When we reached out to you guys on Facebook to see what cuts you make to your grocery lists to save money, a few of you pushed back, saying that you'd rather scrimp elsewhere — on dinners out, movies, or your Starbucks habit — before shaving your grocery bill. Others said there are a few small changes that can save you some money without making too big a sacrifice.
Here are 10 cuts that have helped our readers save on groceries.
1. Meat and seafood
Hundreds of people agree: Meat and seafood are the most expensive fresh foods you can by. Many of our readers suggested eating more vegetable-based meals, or using cheaper cuts of meats for meals like stews, chilis, or enchiladas where you can mix in beans or other proteins without missing the meat.
2. Convenience foods
Forget anything pre-chopped, pre-marinated, or ready to heat and eat — when someone else does the work for you, you're paying extra. Even foods like pre-sliced deli meats and salads hit the cut list. Same with frozen french fries (buy the potatoes), instant oatmeal (get the regular kind in bulk), and salad mixes (buy a head of lettuce).
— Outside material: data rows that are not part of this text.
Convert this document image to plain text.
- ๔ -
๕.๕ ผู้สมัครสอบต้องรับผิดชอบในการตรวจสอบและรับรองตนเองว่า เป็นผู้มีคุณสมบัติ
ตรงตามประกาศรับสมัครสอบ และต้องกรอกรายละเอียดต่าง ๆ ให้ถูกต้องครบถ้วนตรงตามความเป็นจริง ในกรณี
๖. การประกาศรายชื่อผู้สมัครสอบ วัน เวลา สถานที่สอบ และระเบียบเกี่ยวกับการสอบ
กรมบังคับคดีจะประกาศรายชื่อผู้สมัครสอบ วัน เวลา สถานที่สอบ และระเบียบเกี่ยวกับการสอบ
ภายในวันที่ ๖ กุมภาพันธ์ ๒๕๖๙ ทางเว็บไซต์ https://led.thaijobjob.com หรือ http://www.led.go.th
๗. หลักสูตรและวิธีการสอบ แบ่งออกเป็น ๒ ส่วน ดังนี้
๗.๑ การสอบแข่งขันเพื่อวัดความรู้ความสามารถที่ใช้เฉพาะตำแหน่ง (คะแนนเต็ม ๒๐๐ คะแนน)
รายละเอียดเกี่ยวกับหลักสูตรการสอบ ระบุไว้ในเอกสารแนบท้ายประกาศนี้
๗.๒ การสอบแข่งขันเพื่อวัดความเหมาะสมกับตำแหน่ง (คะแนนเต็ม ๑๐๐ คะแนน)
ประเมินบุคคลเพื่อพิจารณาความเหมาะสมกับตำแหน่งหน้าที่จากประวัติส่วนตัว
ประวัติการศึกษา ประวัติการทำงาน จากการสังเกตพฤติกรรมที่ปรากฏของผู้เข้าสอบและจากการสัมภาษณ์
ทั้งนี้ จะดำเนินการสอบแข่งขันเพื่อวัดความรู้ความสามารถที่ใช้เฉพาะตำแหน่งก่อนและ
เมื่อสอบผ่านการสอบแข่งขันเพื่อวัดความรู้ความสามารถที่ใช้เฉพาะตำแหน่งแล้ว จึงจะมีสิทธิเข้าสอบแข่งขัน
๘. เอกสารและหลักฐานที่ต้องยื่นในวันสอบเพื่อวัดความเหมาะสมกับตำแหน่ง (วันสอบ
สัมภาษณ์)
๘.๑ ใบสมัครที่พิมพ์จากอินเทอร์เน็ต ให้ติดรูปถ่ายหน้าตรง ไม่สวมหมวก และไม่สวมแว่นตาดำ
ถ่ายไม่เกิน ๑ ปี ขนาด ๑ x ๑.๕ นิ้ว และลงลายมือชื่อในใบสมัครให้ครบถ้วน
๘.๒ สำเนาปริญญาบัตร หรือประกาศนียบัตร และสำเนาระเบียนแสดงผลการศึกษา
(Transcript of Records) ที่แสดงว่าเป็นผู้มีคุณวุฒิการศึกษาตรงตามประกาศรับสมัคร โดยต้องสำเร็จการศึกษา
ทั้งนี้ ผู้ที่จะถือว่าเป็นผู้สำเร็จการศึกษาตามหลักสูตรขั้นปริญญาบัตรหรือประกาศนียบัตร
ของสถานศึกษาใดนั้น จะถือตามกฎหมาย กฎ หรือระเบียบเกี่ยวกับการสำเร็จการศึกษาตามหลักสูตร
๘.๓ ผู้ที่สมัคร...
3. Disposable non-food items
Paper towels, single-task cleaners, wipes, sandwich bags, name-brand detergents, and non-essential toiletries are on the pricey end of your grocery budget. Find ways to work with reusable or homemade items instead.
4. Treats and snacks
Whether your tastes run savory or sweet, snack foods (see: chips, dip, beef jerky, crackers, sugary cereal, candy, cookies, and baked goods) are easy to deem non-essential.
5. Packs and mixes
If you want a sweet treat (see #4), skip the bakery aisle and boxed mix and make it from scratch. If you want tacos, don't buy taco seasoning; mix your own. If you want Mediterranean herb-infused quinoa, hit the cabinet instead of buying a box.
Fancy mustard, organic mayo, teriyaki, Worcestershire, and A-1 — they're all out. Use what you already have on hand until there's space (and money) for these extras.
7. Out-of-season and expensive produce
We may be used to having berries in the middle of winter, but it's expensive to get them to the store! Cook with local and in-season fruits and vegetables to stick to fresh produce that's not too pricey. And avoid the priciest items, like avocados, artichokes, and even some apples, in favor of their less exotic cousins.
It doesn't matter whether you call it soda or pop, it's a non-essential. Juices, soda waters, teas, and fancy coffees get cut, too. And yes, that includes alcohol.
9. Name-brand items
Sometimes you don't need to eliminate an item from your grocery list — you just need to switch to the generic brand.
10. Organic produce
While some people prefer to buy all organic all the time, many of you said you'll buy "regular" versions of bananas, avocados, onions, and more.
What about you? Anything else that you cut out when you're grocery shopping on a budget?